"The strongest pain medicine you can buy without a prescription"
So how good is Spanish writer-director Pedro Almodóvar’s latest effort? “Volver” (to return) is so mesmerizingly quirky that I sat through a screening with an injured right arm writhing with pain as I became immersed in the film. Almodóvar beats Novocain any day. After seeing what Almodóvar could do with his storytelling, my eventual trip to the hospital much more pleasant.Almodóvar effortlessly bends, breaks and fuse genres that shouldn’t be compatible. He combines quirky comedy with Hitcockian suspense and even throws in a touch of the supernatural.
The director also gives Penélope Cruz her first worthwhile role in years. If you haven’t seen Cruz in any the movies she’s made back in her native Spain like “Abre los ojos” or Almodóvar’s “Todo sobre mi madre” (where she plays a nun dying of AIDS), it’s hard to get a sense of how most of her English-language work has short changed her talent.
As with Almodóvar’s other movies, the ensemble is typically solid, but Cruz pursues the role with an energy she hasn’t demonstrated in years. In “Volver,” she has an almost glowing presence that and a vivacity that American filmmakers haven’t seemed to capture.
She plays Raimunda, a working mother from Madrid whose drab life is about to change dramatically. Her husband Paco (Antonio de la Torre) seems glued to his couch while she’s maintaining the house, raising for their teenage daughter (Yohana Cobo) and bringing home a paycheck.
Raimunda has also become deeply concerned about her aging aunt Paula (Chus Lampreave), who lives in a rural village. Paula is clearly too far gone mentally to care for herself, but mysteriously her house is clean, and there’s always food.

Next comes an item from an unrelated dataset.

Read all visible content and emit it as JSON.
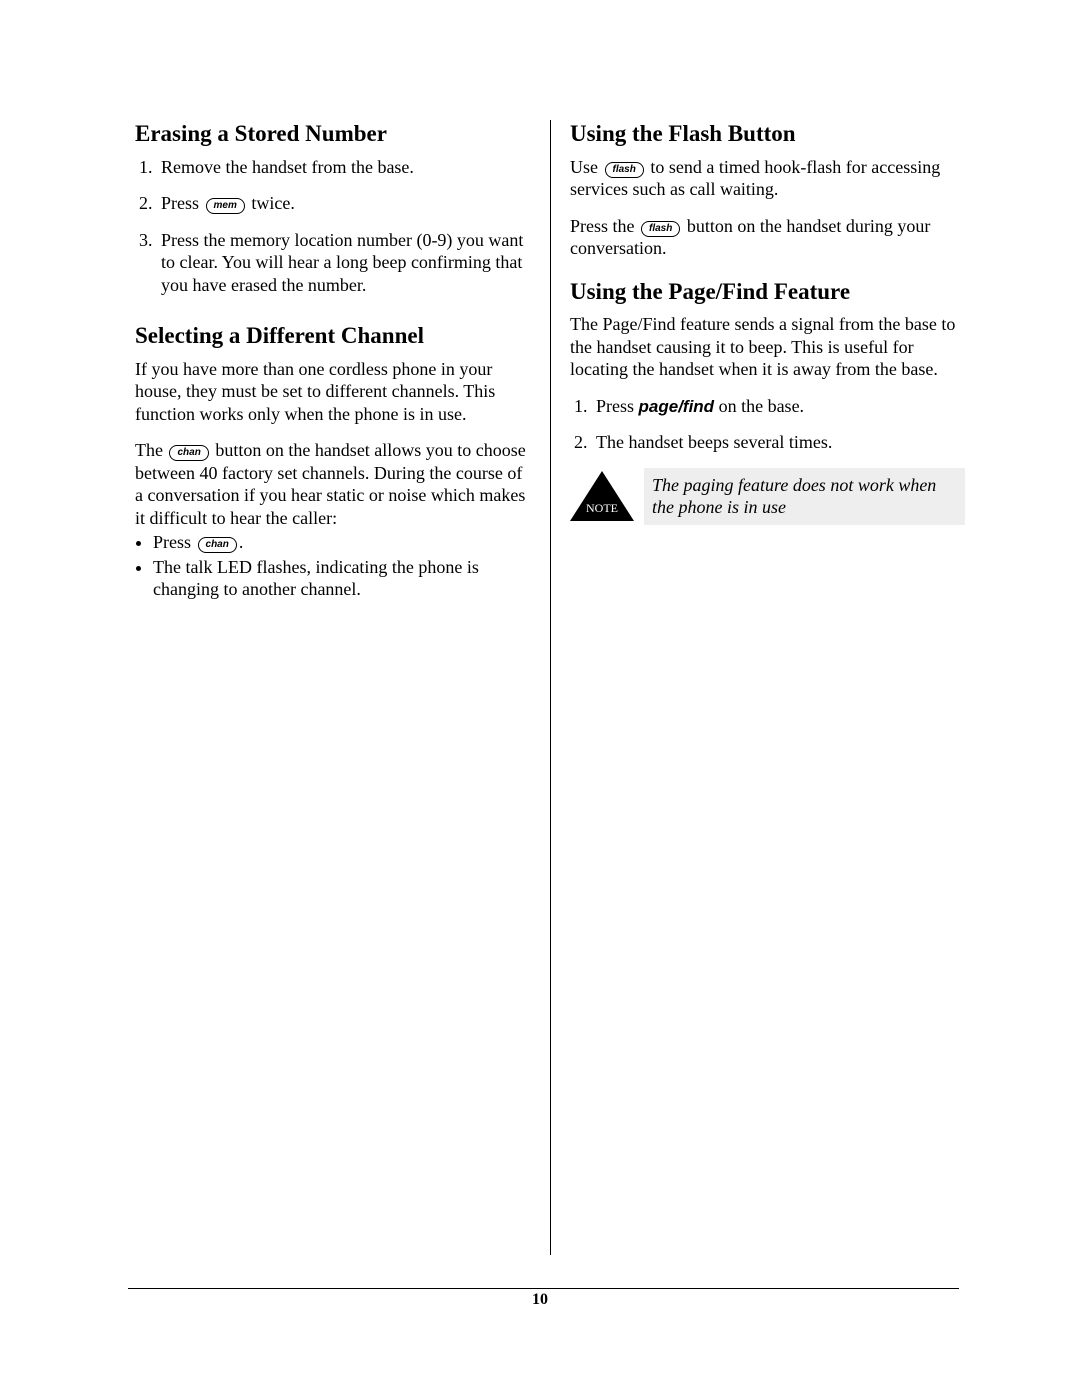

Raimunda and her sister Sole (Lola Dueñas) aren’t sure what to make of the situation, but many of the locals and their friend Augustina (Blanca Portillo)think that Raimunda’s estranged mother Irene (Almodóvar veteran Carmen Maura) may be behind all of this.
The only problem with that theory is that Irene was supposed to have died in a fire nearly twelve years before.

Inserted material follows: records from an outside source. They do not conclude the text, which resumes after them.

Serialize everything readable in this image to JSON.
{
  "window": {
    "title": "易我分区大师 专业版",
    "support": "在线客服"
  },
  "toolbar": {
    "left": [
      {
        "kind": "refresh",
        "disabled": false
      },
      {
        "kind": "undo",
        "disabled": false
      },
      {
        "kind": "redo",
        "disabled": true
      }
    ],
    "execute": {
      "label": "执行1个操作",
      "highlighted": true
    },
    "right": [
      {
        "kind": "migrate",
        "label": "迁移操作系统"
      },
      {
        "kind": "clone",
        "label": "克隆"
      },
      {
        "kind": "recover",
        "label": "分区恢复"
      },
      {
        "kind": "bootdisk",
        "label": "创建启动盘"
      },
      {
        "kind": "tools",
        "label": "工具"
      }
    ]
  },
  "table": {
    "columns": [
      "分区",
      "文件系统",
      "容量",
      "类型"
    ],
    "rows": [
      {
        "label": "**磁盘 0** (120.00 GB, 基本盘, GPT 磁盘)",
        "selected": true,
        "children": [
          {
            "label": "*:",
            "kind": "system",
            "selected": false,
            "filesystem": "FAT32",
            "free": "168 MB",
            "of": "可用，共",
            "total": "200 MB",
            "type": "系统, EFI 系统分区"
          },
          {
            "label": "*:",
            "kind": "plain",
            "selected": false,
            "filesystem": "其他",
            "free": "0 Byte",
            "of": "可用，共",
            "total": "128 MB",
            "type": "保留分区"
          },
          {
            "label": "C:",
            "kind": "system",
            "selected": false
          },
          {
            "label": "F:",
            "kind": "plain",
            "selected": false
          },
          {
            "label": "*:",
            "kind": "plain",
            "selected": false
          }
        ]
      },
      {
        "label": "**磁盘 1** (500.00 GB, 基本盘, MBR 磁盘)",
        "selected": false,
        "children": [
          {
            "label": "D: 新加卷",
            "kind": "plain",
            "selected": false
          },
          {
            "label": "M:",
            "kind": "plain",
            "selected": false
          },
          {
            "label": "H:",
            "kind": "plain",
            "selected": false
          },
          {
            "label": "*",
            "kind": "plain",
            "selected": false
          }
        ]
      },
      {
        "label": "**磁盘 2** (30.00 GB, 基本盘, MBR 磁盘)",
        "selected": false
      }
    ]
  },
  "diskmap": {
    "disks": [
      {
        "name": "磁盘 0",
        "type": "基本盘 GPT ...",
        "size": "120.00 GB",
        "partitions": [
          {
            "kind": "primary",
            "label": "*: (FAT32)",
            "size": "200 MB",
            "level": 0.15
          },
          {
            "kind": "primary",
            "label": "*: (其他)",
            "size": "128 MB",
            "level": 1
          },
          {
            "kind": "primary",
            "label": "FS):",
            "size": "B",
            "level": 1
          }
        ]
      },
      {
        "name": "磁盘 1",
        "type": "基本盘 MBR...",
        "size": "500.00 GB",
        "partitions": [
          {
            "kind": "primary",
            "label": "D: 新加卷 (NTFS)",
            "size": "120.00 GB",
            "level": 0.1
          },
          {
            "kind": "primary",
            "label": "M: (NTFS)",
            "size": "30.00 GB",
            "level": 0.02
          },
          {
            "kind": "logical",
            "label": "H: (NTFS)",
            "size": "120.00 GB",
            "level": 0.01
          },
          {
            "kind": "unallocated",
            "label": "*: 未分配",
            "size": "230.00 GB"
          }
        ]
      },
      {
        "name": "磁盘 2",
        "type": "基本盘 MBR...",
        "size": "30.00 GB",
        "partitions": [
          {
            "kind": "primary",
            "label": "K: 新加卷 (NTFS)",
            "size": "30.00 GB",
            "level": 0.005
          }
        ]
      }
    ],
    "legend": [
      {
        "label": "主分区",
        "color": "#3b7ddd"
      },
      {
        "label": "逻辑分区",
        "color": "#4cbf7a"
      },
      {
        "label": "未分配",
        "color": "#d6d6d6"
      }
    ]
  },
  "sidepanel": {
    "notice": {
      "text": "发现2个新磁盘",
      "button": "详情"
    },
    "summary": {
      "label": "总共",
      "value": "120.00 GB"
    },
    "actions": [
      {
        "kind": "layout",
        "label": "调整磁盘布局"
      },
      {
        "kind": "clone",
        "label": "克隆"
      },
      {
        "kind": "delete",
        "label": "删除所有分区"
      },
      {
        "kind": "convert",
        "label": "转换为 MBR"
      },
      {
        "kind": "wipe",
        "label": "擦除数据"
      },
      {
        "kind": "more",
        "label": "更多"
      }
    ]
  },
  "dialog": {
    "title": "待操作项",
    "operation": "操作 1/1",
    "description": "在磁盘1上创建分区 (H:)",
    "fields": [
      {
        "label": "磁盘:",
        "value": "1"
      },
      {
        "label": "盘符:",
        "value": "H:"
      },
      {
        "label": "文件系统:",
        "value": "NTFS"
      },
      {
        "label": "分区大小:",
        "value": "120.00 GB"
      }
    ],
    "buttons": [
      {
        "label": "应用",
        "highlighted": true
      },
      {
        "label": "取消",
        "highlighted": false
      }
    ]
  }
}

Almodóvar manages to take the setup into some intriguingly unexpected directions. In Paco’s absence, Raimunda becomes resourceful and savvy. There are some mysteries involved in the storyline, but the real payoff comes from watching her mature.
Raimunda uses her newfound freedom to help those around her as well as herself. She reopens a café and employs a local prostitute as a bartender.

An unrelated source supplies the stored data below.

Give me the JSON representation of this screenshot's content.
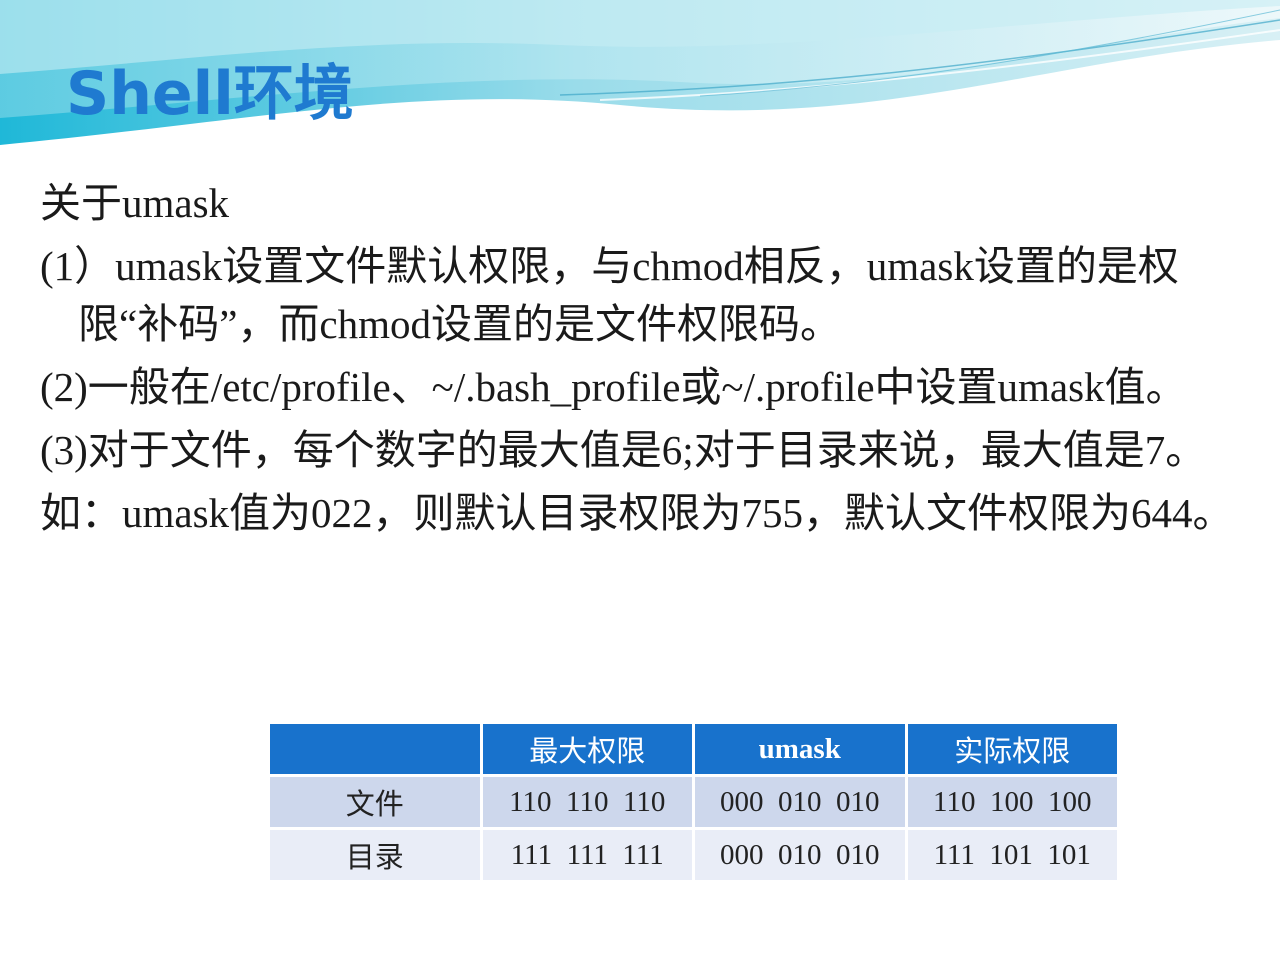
{
  "title": "Shell环境",
  "content": {
    "heading": "关于umask",
    "items": [
      "(1）umask设置文件默认权限，与chmod相反，umask设置的是权限“补码”，而chmod设置的是文件权限码。",
      "(2)一般在/etc/profile、~/.bash_profile或~/.profile中设置umask值。",
      "(3)对于文件，每个数字的最大值是6;对于目录来说，最大值是7。",
      "如：umask值为022，则默认目录权限为755，默认文件权限为644。"
    ]
  },
  "table": {
    "headers": [
      "",
      "最大权限",
      "umask",
      "实际权限"
    ],
    "rows": [
      [
        "文件",
        "110  110  110",
        "000  010  010",
        "110  100  100"
      ],
      [
        "目录",
        "111  111  111",
        "000  010  010",
        "111  101  101"
      ]
    ]
  },
  "colors": {
    "title": "#1f7ad0",
    "table_header": "#1872cc",
    "row_odd": "#cdd7ec",
    "row_even": "#e9edf7"
  }
}
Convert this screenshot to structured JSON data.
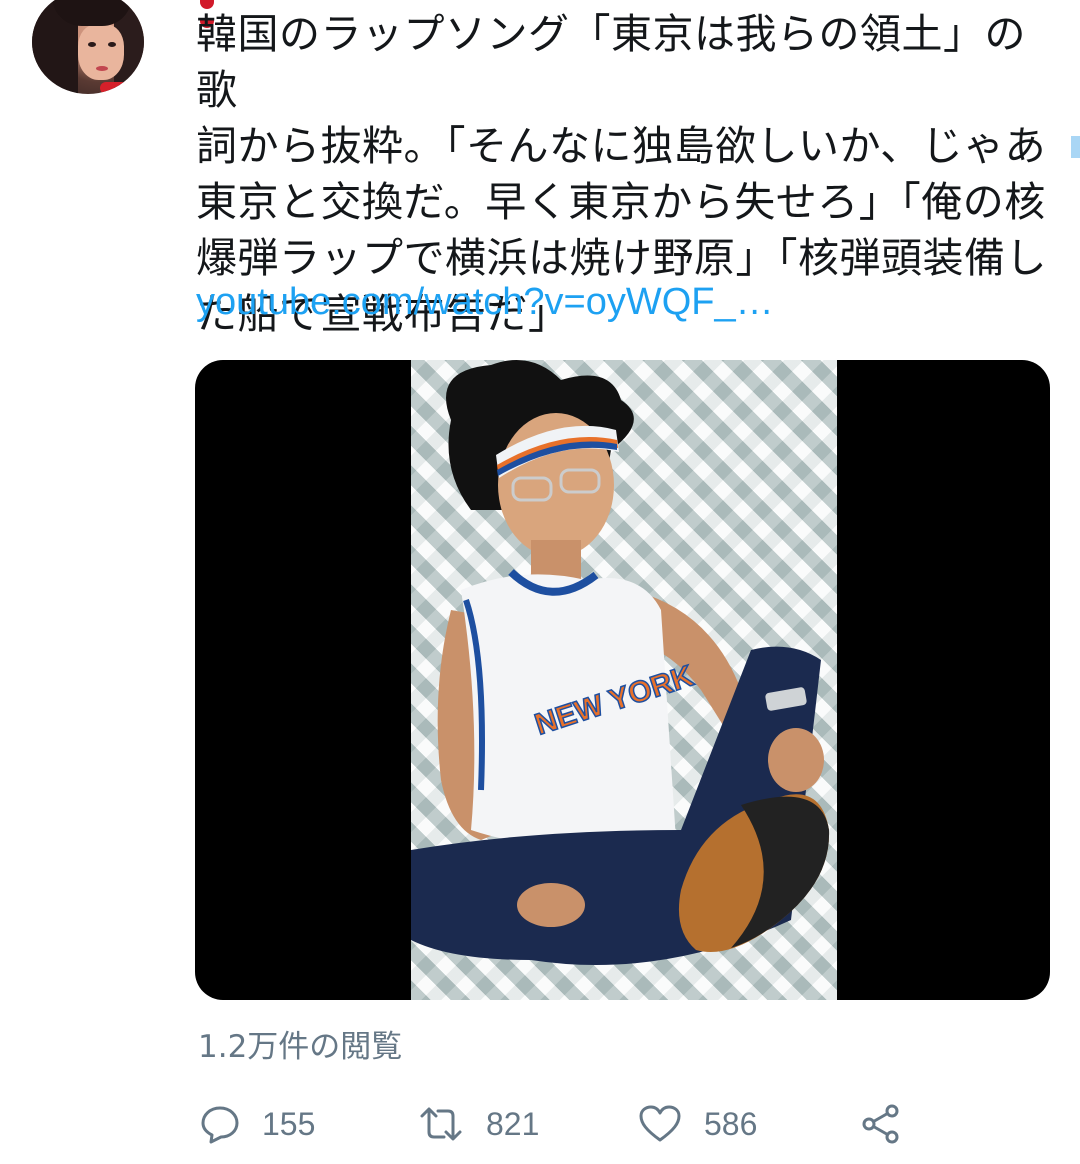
{
  "tweet": {
    "text": "韓国のラップソング「東京は我らの領土」の歌詞から抜粋。「そんなに独島欲しいか、じゃあ東京と交換だ。早く東京から失せろ」「俺の核爆弾ラップで横浜は焼け野原」「核弾頭装備した船で宣戦布告だ」",
    "lines": [
      "韓国のラップソング「東京は我らの領土」の歌",
      "詞から抜粋。「そんなに独島欲しいか、じゃあ",
      "東京と交換だ。早く東京から失せろ」「俺の核",
      "爆弾ラップで横浜は焼け野原」「核弾頭装備し",
      "た船で宣戦布告だ」"
    ],
    "link": "youtube.com/watch?v=oyWQF_…",
    "views": "1.2万件の閲覧"
  },
  "actions": {
    "reply_count": "155",
    "retweet_count": "821",
    "like_count": "586"
  },
  "icons": {
    "reply": "reply-icon",
    "retweet": "retweet-icon",
    "like": "heart-icon",
    "share": "share-icon"
  },
  "colors": {
    "text": "#14171a",
    "link": "#1da1f2",
    "muted": "#657786"
  }
}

Because Raimunda is such an engaging character, “Volver” becomes one of Almodóvar’s more accessible movies. I’ve always admired the way he can warm a viewer’s heart as he’s occasionally churning a viewer’s stomach. But this time he’s managed to make a group of characters that a viewer can consistently empathize with.
The characters in “Volver” have shades of gray (which is impressive considering Almodóvar’s vivid color schemes). As the movie progresses, we discover that even the loathsome Paco has redeeming traits.You won’t have to crack your arm to enjoy this movie, but Almodóvar’s cinema is potent medicine.